Perplexing Dilemma: AI ML DL DS

Original article was published by TechBuds on Artificial Intelligence on Medium

Perplexing Dilemma: AI ML DL DS

Feel the difference: AI vs ML vs DL vs DS

These are the terms that have demented a lot of people. So if you are one of them, then this blog will clear all your confusion. We are going to tell you what exactly these terms are and how we use Data Science considering all these particular technologies and work.


AI is the biggest umbrella comprising ML and Deep learning.

AI enables the machine to act like humans by replicating behavior and nature.

With AI it is possible for machines to learn from past experience and develop with time.

AI can be trained to accomplish specific tasks by processing a large amount of data and recognizing a pattern in them.

This concept was built in the 1940s But has built its popularity recently.


Prior to this, we had only limited data which was not sufficient for the machine learning and deep learning models to predict accurate results but now there is a tremendous increase in the amount of data that results in better predictions.

It enables the computer or machine to think without any human intervention and thus is capable of taking its own decisions.

So, Our final goal is to derive an AI application.

One of the most common AI applications is our apple series just playing compute Tesla self-driving car.

What is an AI app?

It is nothing but an app that uses ML and keeps learning to perform specific tasks.

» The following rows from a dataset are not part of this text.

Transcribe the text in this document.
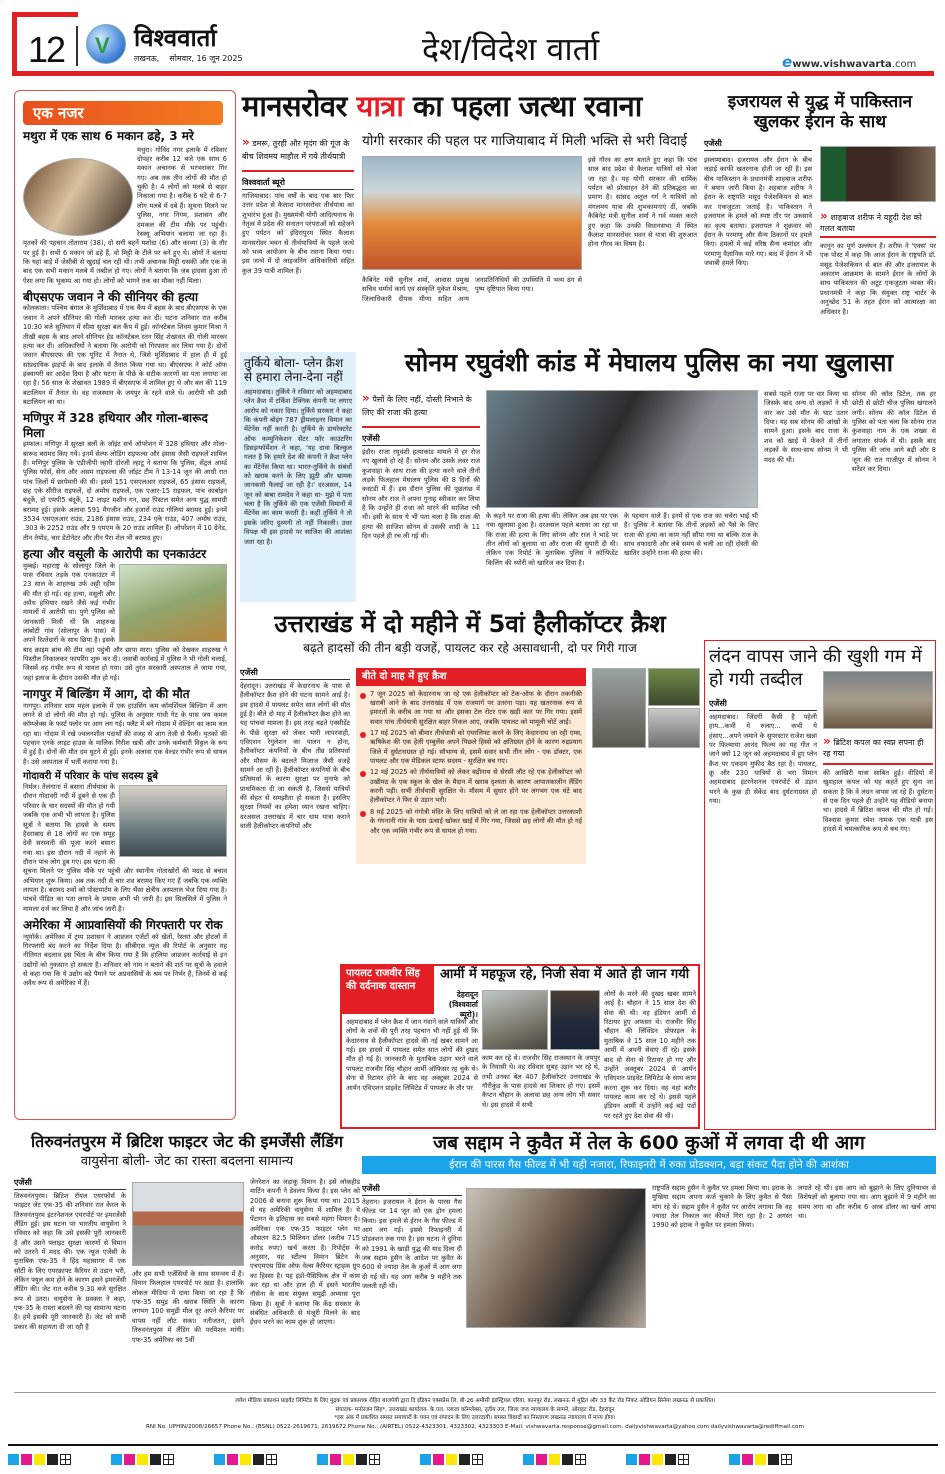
12 V विश्ववार्ता
लखनऊ, सोमवार, 16 जून 2025	देश/विदेश वार्ता	ewww.vishwavarta.com
एक नजर
मथुरा में एक साथ 6 मकान ढहे, 3 मरे
मथुरा। गोविंद नगर इलाके में रविवार दोपहर करीब 12 बजे एक साथ 6 मकान अचानक से भरभराकर गिर गए। अब तक तीन लोगों की मौत हो चुकी है। 4 लोगों को मलबे से बाहर निकाला गया है। करीब 6 घंटे से 6-7 लोग मलबे में दबे हैं। सूचना मिलने पर पुलिस, नगर निगम, प्रशासन और दमकल की टीम मौके पर पहुंची। रेस्क्यू अभियान चलाया जा रहा है। मृतकों की पहचान तोताराम (38), दो सगी बहनें यशोदा (6) और काव्या (3) के तौर पर हुई है। सभी 6 मकान जो ढहे हैं, वो मिट्टी के टीले पर बने हुए थे। लोगों ने बताया कि यहां बाड़े में जेसीबी से खुदाई चल रही थी। तभी अचानक मिट्टी धसकी और एक के बाद एक सभी मकान मलबे में तब्दील हो गए। लोगों ने बताया कि जब हादसा हुआ तो ऐसा लगा कि भूकम्प आ गया हो। लोगों को भागने तक का मौका नहीं मिला।
बीएसएफ जवान ने की सीनियर की हत्या
कोलकाता। पश्चिम बंगाल के मुर्शिदाबाद में एक कैंप में बहस के बाद बीएसएफ के एक जवान ने अपने सीनियर की गोली मारकर हत्या कर दी। घटना शनिवार रात करीब 10:30 बजे सुतियान में सीमा सुरक्षा बल कैंप में हुई। कॉन्स्टेबल शिवम कुमार मिश्रा ने तीखी बहस के बाद अपने सीनियर हेड कॉन्स्टेबल रतन सिंह शेखावत की गोली मारकर हत्या कर दी। अधिकारियों ने बताया कि आरोपी को गिरफ्तार कर लिया गया है। दोनों जवान बीएसएफ की एक यूनिट में तैनात थे, जिसे मुर्शिदाबाद में हाल ही में हुई सांप्रदायिक झड़पों के बाद इलाके में तैनात किया गया था। बीएसएफ ने कोर्ट ऑफ इंक्वायरी का आदेश दिया है और घटना के पीछे के सटीक कारणों का पता लगाया जा रहा है। 56 साल के शेखावत 1989 में बीएसएफ में शामिल हुए थे और बल की 119 बटालियन में तैनात थे। वह राजस्थान के जयपुर के रहने वाले थे। आरोपी भी उसी बटालियन का था।
मणिपुर में 328 हथियार और गोला-बारूद मिला
इम्फाल। मणिपुर में सुरक्षा बलों के जॉइंट सर्च ऑपरेशन में 328 हथियार और गोला-बारूद बरामद किए गये। इनमें सेल्फ लोडिंग राइफल्स और इंसास जैसी राइफलें शामिल हैं। मणिपुर पुलिस के एडीजीपी ल्हारी दोरजी ल्हाटू ने बताया कि पुलिस, सेंट्रल आर्म्ड पुलिस फोर्स, सेना और असम राइफल्स की जॉइंट टीम ने 13-14 जून की आधी रात पांच जिलों में छापेमारी की थी। इसमें 151 एसएलआर राइफलें, 65 इंसास राइफलें, छह एके सीरीज राइफलें, दो अमोघ राइफलें, एक एआर-15 राइफल, पांच कार्बाइन बंदूकें, दो एमपी5 बंदूकें, 12 लाइट मशीन गन, छह पिस्टल समेत अन्य युद्ध सामग्री बरामद हुई। इसके अलावा 591 मैगजीन और हजारों राउंड गोलियां बरामद हुईं। इनमें 3534 एसएलआर राउंड, 2186 इंसास राउंड, 234 एके राउंड, 407 अमोघ राउंड, .303 के 2252 राउंड और 9 एमएम के 20 राउंड शामिल हैं। ऑपरेशन में 10 ग्रेनेड, तीन तेयोड, चार डेटोनेटर और तीन पैरा शेल भी बरामद हुए।
हत्या और वसूली के आरोपी का एनकाउंटर
मुम्बई। महाराष्ट्र के सोलापुर जिले के पास रविवार तड़के एक एनकाउंटर में 23 साल के शाहरुख उर्फ अट्टी रहीम की मौत हो गई। वह हत्या, वसूली और अवैध हथियार रखने जैसे कई गंभीर मामलों में आरोपी था। पुणे पुलिस को जानकारी मिली थी कि शाहरुख लांबोटी गांव (सोलापुर के पास) में अपने रिश्तेदारों के साथ छिपा है। इसके बाद क्राइम ब्रांच की टीम वहां पहुंची और छापा मारा। पुलिस को देखकर शाहरुख ने पिस्तौल निकालकर फायरिंग शुरू कर दी। जवाबी कार्रवाई में पुलिस ने भी गोली चलाई, जिसमें वह गंभीर रूप से घायल हो गया। उसे तुरंत सरकारी अस्पताल ले जाया गया, जहां इलाज के दौरान उसकी मौत हो गई।
नागपुर में बिल्डिंग में आग, दो की मौत
नागपुर। शनिवार शाम महल इलाके में एक हाउसिंग कम कॉमर्शियल बिल्डिंग में आग लगने से दो लोगों की मौत हो गई। पुलिस के अनुसार गांधी गेट के पास जय कमल कॉम्प्लेक्स के फर्स्ट फ्लोर पर आग लग गई। फ्लैट में बने गोदाम में वेल्डिंग का काम चल रहा था। गोदाम में रखे ज्वलनशील पदार्थों की वजह से आग तेजी से फैली। मृतकों की पहचान एनके लाइट हाउस के मालिक गिरीश खत्री और उनके कर्मचारी विठ्ठल के रूप में हुई है। दोनों की मौत दम घुटने से हुई। इनके अलावा एक वेल्डर गंभीर रूप से घायल है। उसे अस्पताल में भर्ती कराया गया है।
गोदावरी में परिवार के पांच सदस्य डूबे
निर्मल। तेलंगाना में बसारा तीर्थयात्रा के दौरान गोदावरी नदी में डूबने से एक ही परिवार के चार सदस्यों की मौत हो गयी जबकि एक अभी भी लापता है। पुलिस सूत्रों ने बताया कि हादसे के समय हैदराबाद से 18 लोगों का एक समूह देवी सरस्वती की पूजा करने बसारा गया था। इस दौरान नदी में नहाने के दौरान पांच लोग डूब गए। इस घटना की सूचना मिलने पर पुलिस मौके पर पहुंची और स्थानीय गोताखोरों की मदद से बचाव अभियान शुरू किया। अब तक नदी से चार शव बरामद किए गए हैं जबकि एक व्यक्ति लापता है। बरामद शवों को पोस्टमार्टम के लिए भैंसा क्षेत्रीय अस्पताल भेज दिया गया है। पांचवें पीड़ित का पता लगाने के प्रयास अभी भी जारी है। इस सिलसिले में पुलिस ने मामला दर्ज कर लिया है और जांच जारी है।
अमेरिका में आप्रवासियों की गिरफ्तारी पर रोक
न्यूयॉर्क। अमेरिका में ट्रम्प प्रशासन ने आव्रजन एजेंटों को खेतों, रेस्तरां और होटलों में गिरफ्तारी बंद करने का निर्देश दिया है। सीबीएस न्यूज की रिपोर्ट के अनुसार यह नीतिगत बदलाव इस चिंता के बीच किया गया है कि हालिया आव्रजन कार्रवाई से इन उद्योगों को नुकसान हो सकता है। शनिवार को नाम न बताने की शर्त पर सूत्रों के हवाले से कहा गया कि ये उद्योग बड़े पैमाने पर अप्रवासियों के श्रम पर निर्भर हैं, जिनमें से कई अवैध रूप से अमेरिका में हैं।
मानसरोवर यात्रा का पहला जत्था रवाना
» डमरू, तुरही और मृदंग की गूंज के बीच शिवमय माहौल में गये तीर्थयात्री
विश्ववार्ता ब्यूरो
गाजियाबाद। पांच वर्षों के बाद एक बार फिर उत्तर प्रदेश से कैलाश मानसरोवर तीर्थयात्रा का शुभारंभ हुआ है। मुख्यमंत्री योगी आदित्यनाथ के नेतृत्व में प्रदेश की सनातन परंपराओं को सहेजने हुए पर्यटन को इंदिरापुरम स्थित कैलाश मानसरोवर भवन से तीर्थयात्रियों के पहले जत्थे को भव्य आयोजन के बीच रवाना किया गया। इस जत्थे में दो लाइजनिंग अधिकारियों सहित कुल 39 यात्री शामिल हैं।
योगी सरकार की पहल पर गाजियाबाद में मिली भक्ति से भरी विदाई
इसे गौरव का क्षण बताते हुए कहा कि पांच साल बाद प्रदेश से कैलाश यात्रियों को भेजा जा रहा है। यह योगी सरकार की धार्मिक पर्यटन को प्रोत्साहन देने की प्रतिबद्धता का प्रमाण है। सांसद अतुल गर्ग ने यात्रियों को मंगलमय यात्रा की शुभकामनाएं दीं, जबकि कैबिनेट मंत्री सुनील शर्मा ने गर्व व्यक्त करते हुए कहा कि उनकी विधानसभा में स्थित कैलाश मानसरोवर भवन से यात्रा की शुरुआत होना गौरव का विषय है।
कैबिनेट मंत्री सुनील शर्मा, आवास प्रमुख सचिव धर्मार्थ कार्य एवं संस्कृति मुकेश मेश्राम, जिलाधिकारी दीपक मीणा सहित अन्य जनप्रतिनिधियों की उपस्थिति में भव्य ढंग से पुष्प दृष्टिपात किया गया।
इजरायल से युद्ध में पाकिस्तान खुलकर ईरान के साथ
एजेंसी
इस्लामाबाद। इजरायल और ईरान के बीच लड़ाई काफी खतरनाक होती जा रही है। इस बीच पाकिस्तान के प्रधानमंत्री शाहबाज शरीफ ने बयान जारी किया है। शहबाज शरीफ ने ईरान के राष्ट्रपति मसूद पेजेशकियन से बात कर एकजुटता जताई है। पाकिस्तान ने इजरायल के हमले को स्पष्ट तौर पर उकसावे का कृत्य बताया। इजरायल ने शुक्रवार को ईरान के परमाणु और सैन्य ठिकानों पर हमले किए। हमलों में कई वरिष्ठ सैन्य कमांडर और परमाणु वैज्ञानिक मारे गए। बाद में ईरान ने भी जवाबी हमले किए।
» शाहबाज शरीफ ने यहूदी देश को गलत बताया
कानून का पूर्ण उल्लंघन है। शरीफ ने 'एक्स' पर एक पोस्ट में कहा कि आज ईरान के राष्ट्रपति डॉ. मसूद पेजेशकियन से बात की और इजरायल के अकारण आक्रमण के सामने ईरान के लोगों के साथ पाकिस्तान की अटूट एकजुटता व्यक्त की। प्रधानमंत्री ने कहा कि संयुक्त राष्ट्र चार्टर के अनुच्छेद 51 के तहत ईरान को आत्मरक्षा का अधिकार है।
तुर्किये बोला- प्लेन क्रैश से हमारा लेना-देना नहीं
अहमदाबाद। तुर्किये ने रविवार को अहमदाबाद प्लेन क्रैश में टर्किश टेक्निक कंपनी पर लगाए आरोप को नकार दिया। तुर्किये सरकार ने कहा कि कंपनी बोइंग 787 ड्रीमलाइनर विमान का मेंटेनेंस नहीं करती है। तुर्किये के डायरेक्टरेट ऑफ कम्युनिकेशन सेंटर फॉर काउंटरिंग डिसइन्फॉर्मेशन ने कहा, 'यह दावा बिल्कुल गलत है कि हमारे देश की कंपनी ने क्रैश प्लेन का मेंटेनेंस किया था। भारत-तुर्किये के संबंधों को खराब करने के लिए झूठी और भ्रामक जानकारी फैलाई जा रही है।' दरअसल, 14 जून को बाबा रामदेव ने कहा था- मुझे ये पता चला है कि तुर्किये की एक एजेंसी विमानों में मेंटेनेंस का काम करती है। कहीं तुर्किये ने तो इसके जरिए दुश्मनी तो नहीं निकाली। उधर विपक्ष भी इस हादसे पर साजिश की आशंका जता रहा है।
सोनम रघुवंशी कांड में मेघालय पुलिस का नया खुलासा
» पैसों के लिए नहीं, दोस्ती निभाने के लिए की राजा की हत्या
एजेंसी
इंदौर। राजा रघुवंशी हत्याकांड मामले में हर रोज नए खुलासे हो रहे हैं। सोनम और उसके लवर राज कुशवाहा के साथ राजा की हत्या करने वाले तीनों लड़के फिलहाल मेघालय पुलिस की 8 दिनों की कस्टडी में हैं। इस दौरान पुलिस की पूछताछ में सोनम और राज ने अपना गुनाह स्वीकार कर लिया है कि उन्होंने ही राजा को मारने की साजिश रची थी। इसी के साथ ये भी पता चला है कि राजा की हत्या की साजिश सोनम से उसकी शादी के 11 दिन पहले ही रच ली गई थी।
के कहने पर राजा की हत्या की। लेकिन अब इस पर एक नया खुलासा हुआ है। दरअसल पहले बताया जा रहा था कि राजा की हत्या के लिए सोनम और राज ने भाड़े पर तीन लोगों को बुलाया था और राजा की सुपारी दी थी। लेकिन एक रिपोर्ट के मुताबिक पुलिस ने कॉन्फिडेंट किलिंग की थ्योरी को खारिज कर दिया है।
के पहचान वाले हैं। इनमें से एक राज का चचेरा भाई भी है। पुलिस ने बताया कि तीनों लड़कों को पैसे के लिए राजा की हत्या का काम नहीं सौंपा गया था बल्कि राज के साथ वफादारी और लंबे समय से चली आ रही दोस्ती की खातिर उन्होंने राजा की हत्या की।
सबसे पहले राजा पर वार किया था जिसके बाद अन्य दो लड़कों ने भी वार कर उसे मौत के घाट उतार दिया। यह सब सोनम की आंखों के सामने हुआ। इसके बाद राजा के शव को खाई में फेंकने में तीनों लड़कों के साथ-साथ सोनम ने भी मदद की थी।
सोनम की कॉल डिटेल, तक हर छोटी से छोटी चीज पुलिस खंगालने लगी। सोनम की कॉल डिटेल से पुलिस को पता चला कि सोनम राज कुशवाहा नाम के एक शख्स से लगातार संपर्क में थी। इसके बाद पुलिस की जांच आगे बढ़ी और 8 जून की रात गाजीपुर में सोनम ने सरेंडर कर दिया।
उत्तराखंड में दो महीने में 5वां हैलीकॉप्टर क्रैश
बढ़ते हादसों की तीन बड़ी वजहें, पायलट कर रहे असावधानी, दो पर गिरी गाज
एजेंसी
देहरादून। उत्तराखंड में केदारनाथ के पास से हैलीकॉप्टर क्रैश होने की घटना सामने आई है। इस हादसे में पायलट समेत सात लोगों की मौत हुई है। बीते दो माह में हैलीकॉप्टर क्रैश होने का यह पांचवां मामला है। इस तरह बढ़ते एक्सीडेंट के पीछे सुरक्षा को लेकर भारी लापरवाही, एविएशन रेगुलेशन का पालन न होना, हैलीकॉप्टर कंपनियों के बीच तीव्र प्रतिस्पर्धा और मौसम के बदलते मिजाज जैसी वजहें सामने आ रही हैं। हैलीकॉप्टर कंपनियों के बीच प्रतिस्पर्धा के कारण सुरक्षा पर मुनाफे को प्राथमिकता दी जा सकती है, जिससे यात्रियों की सेहत से समझौता हो सकता है। इसलिए सुरक्षा नियमों का हमेशा ध्यान रखना चाहिए। दरअसल उत्तराखंड में चार धाम यात्रा कराने वाली हैलीकॉप्टर कंपनियों और
बीते दो माह में हुए क्रैश
7 जून 2025 को केदारनाथ जा रहे एक हेलीकॉप्टर को टेक-ऑफ के दौरान तकनीकी खराबी आने के बाद उत्तराखंड में एक राजमार्ग पर उतरना पड़ा। यह खतरनाक रूप से इमारतों के करीब आ गया था और इसका टेल रोटर एक खड़ी कार पर गिर गया। इसमें सवार पांच तीर्थयात्री सुरक्षित बाहर निकल आए, जबकि पायलट को मामूली चोटें आईं।
17 मई 2025 को बीमार तीर्थयात्री को एयरलिफ्ट करने के लिए केदारनाथ जा रही एम्स, ऋषिकेश की एक हेली एम्बुलेंस अपने पिछले हिस्से को क्षतिग्रस्त होने के कारण रुद्रप्रयाग जिले में दुर्घटनाग्रस्त हो गई। सौभाग्य से, इसमें सवार सभी तीन लोग - एक डॉक्टर, एक पायलट और एक मेडिकल स्टाफ सदस्य - सुरक्षित बच गए।
12 मई 2025 को तीर्थयात्रियों को लेकर बद्रीनाथ से सेरसी लौट रहे एक हेलीकॉप्टर को उखीमठ के एक स्कूल के खेल के मैदान में खराब दृश्यता के कारण आपातकालीन लैंडिंग करनी पड़ी। सभी तीर्थयात्री सुरक्षित थे। मौसम में सुधार होने पर लगभग एक घंटे बाद हेलीकॉप्टर ने फिर से उड़ान भरी।
8 मई 2025 को गंगोत्री मंदिर के लिए यात्रियों को ले जा रहा एक हेलीकॉप्टर उत्तरकाशी के गंगनानी गांव के पास ऊंचाई खोकर खाई में गिर गया, जिससे छह लोगों की मौत हो गई और एक व्यक्ति गंभीर रूप से घायल हो गया।
पायलट राजवीर सिंह की दर्दनाक दास्तान
आर्मी में महफूज रहे, निजी सेवा में आते ही जान गयी
देहरादून (विश्ववार्ता ब्यूरो)।
अहमदाबाद में प्लेन क्रैश में जान गंवाने वाले यात्रियों और लोगों के शवों की पूरी तरह पहचान भी नहीं हुई थी कि केदारनाथ से हैलीकॉप्टर हादसे की नई खबर सामने आ गई। इस हादसे में पायलट समेत सात लोगों की दुखद मौत हो गई है। जानकारी के मुताबिक उड़ान भरने वाले पायलट राजवीर सिंह चौहान आर्मी ऑफिसर रह चुके थे। सेना से रिटायर होने के बाद वह अक्टूबर 2024 से आर्यन एविएशन प्राइवेट लिमिटेड में पायलट के तौर पर
काम कर रहे थे। राजवीर सिंह राजस्थान के जयपुर के निवासी थे। वह रविवार सुबह उड़ान भर रहे थे, तभी उनका बेल 407 हैलीकॉप्टर उत्तराखंड के गौरीकुंड के पास हादसे का शिकार हो गए। इसमें कैप्टन चौहान के अलावा छह अन्य लोग भी सवार थे। इस हादसे में सभी
लोगों के मरने की दुखद खबर सामने आई है। चौहान ने 15 साल देश की सेवा की थी। वह इंडियन आर्मी से रिटायर हुए अफसर थे। राजवीर सिंह चौहान की लिंक्डिन प्रोफाइल के मुताबिक वे 15 साल 10 महीने तक आर्मी में अपनी सेवाएं दीं रहे। इसके बाद वो सेना से रिटायर हो गए और उन्होंने अक्तूबर 2024 से आर्यन एविएशन प्राइवेट लिमिटेड के साथ काम करना शुरू कर दिया। वह वहां बतौर पायलट काम कर रहे थे। इससे पहले इंडियन आर्मी में उन्होंने कई बड़े पदों पर रहते हुए देश सेवा की थी।
लंदन वापस जाने की खुशी गम में हो गयी तब्दील
» ब्रिटिश कपल का स्वप्न सपना ही रह गया
एजेंसी
अहमदाबाद। जिंदगी कैसी है पहेली हाय...कभी ये रुलाए... कभी ये हंसाए...अपने जमाने के सुपरस्टार राजेश खन्ना पर फिल्माया आनंद फिल्म का यह गीत न जाने क्यों 12 जून को अहमदाबाद में हुए प्लेन क्रैश पर एकदम मुफीद बैठ रहा है। पायलट, क्रू और 230 यात्रियों से भरा विमान अहमदाबाद इंटरनेशनल एयरपोर्ट से उड़ान भरने के कुछ ही सेकेंड बाद दुर्घटनाग्रस्त हो गया।
की आखिरी यात्रा साबित हुई। वीडियो में खुशहाल कपल को यह कहते हुए सुना जा सकता है कि वे लंदन वापस जा रहे हैं। दुर्घटना से एक दिन पहले ही उन्होंने यह वीडियो बनाया था। हादसे में ब्रिटिश कपल की मौत हो गई। विश्वास कुमार रमेश नामक एक यात्री इस हादसे में चमत्कारिक रूप से बच गए।
तिरुवनंतपुरम में ब्रिटिश फाइटर जेट की इमर्जेंसी लैंडिंग
वायुसेना बोली- जेट का रास्ता बदलना सामान्य
एजेंसी
तिरुवनंतपुरम। ब्रिटिश रॉयल एयरफोर्स के फाइटर जेट एफ-35 की शनिवार रात केरल के तिरुवनंतपुरम इंटरनेशनल एयरपोर्ट पर इमरजेंसी लैंडिंग हुई। इस घटना पर भारतीय वायुसेना ने रविवार को कहा कि उसे इसकी पूरी जानकारी है और उसने फ्लाइट सुरक्षा कारणों से विमान को उतरने में मदद की। एक न्यूज एजेंसी के मुताबिक एफ-35 ने हिंद महासागर में एक साँर्टी के लिए एयरक्राफ्ट कैरियर से उड़ान भरी, लेकिन फ्यूल कम होने के कारण इसने इमरजेंसी लैंडिंग की। जेट रात करीब 9.30 बजे सुरक्षित रूप से उतरा। वायुसेना के प्रवक्ता ने कहा, एफ-35 के रास्ता बदलने की यह सामान्य घटना है। हमें इसकी पूरी जानकारी है। जेट को सभी प्रकार की सहायता दी जा रही है
और हम सभी एजेंसियों के साथ समन्वय में हैं। विमान फिलहाल एयरपोर्ट पर खड़ा है। हालांकि लोकल मीडिया में दावा किया जा रहा है कि एफ-35 समुद्र की खराब स्थिति के कारण लगभग 100 समुद्री मील दूर अपने कैरियर पर वापस नहीं लौट सका। नतीजतन, इसने तिरुवनंतपुरम में लैंडिंग की परमिशन मांगी। एफ-35 अमेरिका का 5वीं
जेनरेशन का लड़ाकू विमान है। इसे लॉकहीड मार्टिन कंपनी ने डेवलप किया है। इस प्लेन को 2006 से बनाना शुरू किया गया था। 2015 से यह अमेरिकी वायुसेना में शामिल है। ये पेंटागन के इतिहास का सबसे महंगा विमान है। अमेरिका एक एफ-35 फाइटर प्लेन पर औसतन 82.5 मिलियन डॉलर (करीब 715 करोड़ रुपए) खर्च करता है। रिपोर्ट्स के अनुसार, यह स्टील्थ विमान ब्रिटेन के एचएमएस प्रिंस ऑफ वेल्स कैरियर स्ट्राइक ग्रुप का हिस्सा है। यह इंडो-पैसिफिक क्षेत्र में काम कर रहा था और हाल ही में इसने भारतीय नौसेना के साथ संयुक्त समुद्री अभ्यास पूरा किया है। सूत्रों ने बताया कि केंद्र सरकार के संबंधित अधिकारी से मंजूरी मिलने के बाद ईंधन भरने का काम शुरू हो जाएगा।
जब सद्दाम ने कुवैत में तेल के 600 कुओं में लगवा दी थी आग
ईरान की पारस गैस फील्ड में भी यही नजारा, रिफाइनरी में रुका प्रोडक्शन, बड़ा संकट पैदा होने की आशंका
एजेंसी
तेहरान। इजरायल ने ईरान के पारस गैस फील्ड पर 14 जून को एक ड्रोन हमला किया। इस हमले से ईरान के गैस फील्ड में आग लग गई। इससे रिफाइनरी में प्रोडक्शन रुक गया है। इस घटना ने दुनिया को 1991 के खाड़ी युद्ध की याद दिला दी जब सद्दाम हुसैन के आदेश पर कुवैत के 600 से ज्यादा तेल के कुओं में आग लगा दी गई थी। यह आग करीब 9 महीने तक जलती रही थी।
राष्ट्रपति सद्दाम हुसैन ने कुवैत पर हमला किया था। इराक के मुखिया सद्दाम अपना कर्ज चुकाने के लिए कुवैत से पैसा मांग रहे थे। सद्दाम हुसैन ने कुवैत पर आरोप लगाया कि वह ज्यादा तेल निकाल कर कीमतें गिरा रहा है। 2 अगस्त 1990 को इराक ने कुवैत पर हमला किया।
लगाते रहे थी। इस आग को बुझाने के लिए दुनियाभर से विशेषज्ञों को बुलाया गया था। आग बुझाने में 9 महीने का समय लगा था और करीब 6 अरब डॉलर का खर्च आया था।
जयेश मीडिया प्रकाशन प्राइवेट लिमिटेड के लिए मुद्रक एवं प्रकाशक रोहित बाजपेयी द्वारा दि इंडियन एक्सप्रेस लि. बी-26 अमौसी इंडस्ट्रियल एरिया, कानपुर रोड, लखनऊ से मुद्रित और 33 कैंट रोड निकट ओडियन सिनेमा लखनऊ से प्रकाशित।
संपादक- मनोरंजन सिंह*, उत्तराखंड कार्यालय- के.एल. प्लाजा कॉम्प्लेक्स, तृतीय तल, जिला जज न्यायालय के सामने, ओराइट रोड, देहरादून
*इस अंक में प्रकाशित समस्त समाचारों के चयन एवं संपादन के लिए उत्तरदायी। समस्त विवादों का निस्तारण लखनऊ न्यायालय में मान्य होगा।
RNI No. UPHIN/2008/26657 Phone No.: (BSNL) 0522-2619671, 2619672 Phone No.: (AIRTEL) 0522-4323301, 4323302, 4323303 E-Mail: vishwavarta.response@gmail.com, dailyvishwavarta@yahoo.com dailyvishwavarta@rediffmail.com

ML is a subset of AI. ML provides us statistical tools to explore, analyze, and understand that data.

We have 3 techniques for the same.

1. Supervised Learning:

In supervised Learning, a labeled dataset is used for making predictions. For instance, Consider height and weight as 2 features and we have to classify whether this person belongs to the obese category or the fit category. So with the help of the present, we can train our model.

2. Unsupervised Learning:

In Unsupervised learning, there is no labeled data i.e, we don’t know the output.

Generally, clustering techniques are used to build the model. We have different clustering techniques like K means, DB Scan clustering for the same.

Clustering exactly means a grouping of data based on the similarity criteria. There are many mathematical concepts like euclidean distance used along with some other weight reduction and techniques.

3. Reinforcement learning (semi-supervised):

In Reinforcement Learning, some parts of the past data are known and it learns more as a new environment and the new dataset is provided.


It can be described as the extended version of machine learning.

Earlier the biggest question in the world was?

Can machines think and learn like humans? If anybody had asked us that question in the late ’80s or early ’90s, we would have said no but today it is possible with the help of Deep Learning.

The whole idea behind was to create a structure that can mimic the human brain.

Here we create an architecture called the Multi neural network architecture.

These models actually learn how a human brain learns.

To tackle different complex problems, techniques like ANN, CNN and RNN are used

1. ANN (Artificial Neural Network) :

Most of the data that is presented in the form of numbers is solved by ANN.

2. CNN(Convolution Neural Network):

If our input is in the form of images we will use CNN.

3. RNN(Recurrent Neural network)

Suppose our input is in the form of a tiny series kind of data at that time we will be using RNN.


So now the final question arises…. Where does Data Science fit?

Data Science is the technique that tries to apply all the above models. It makes use of many mathematical tools like statistics, probability, linear algebra, Differential Calculus, etc.

A data scientist may have to work on Machine learning techniques as well as Deep Learning techniques based on the case study along with the application of these tools.

Isn’t it interesting to build our own self-driving or to build a recommendation system on our own?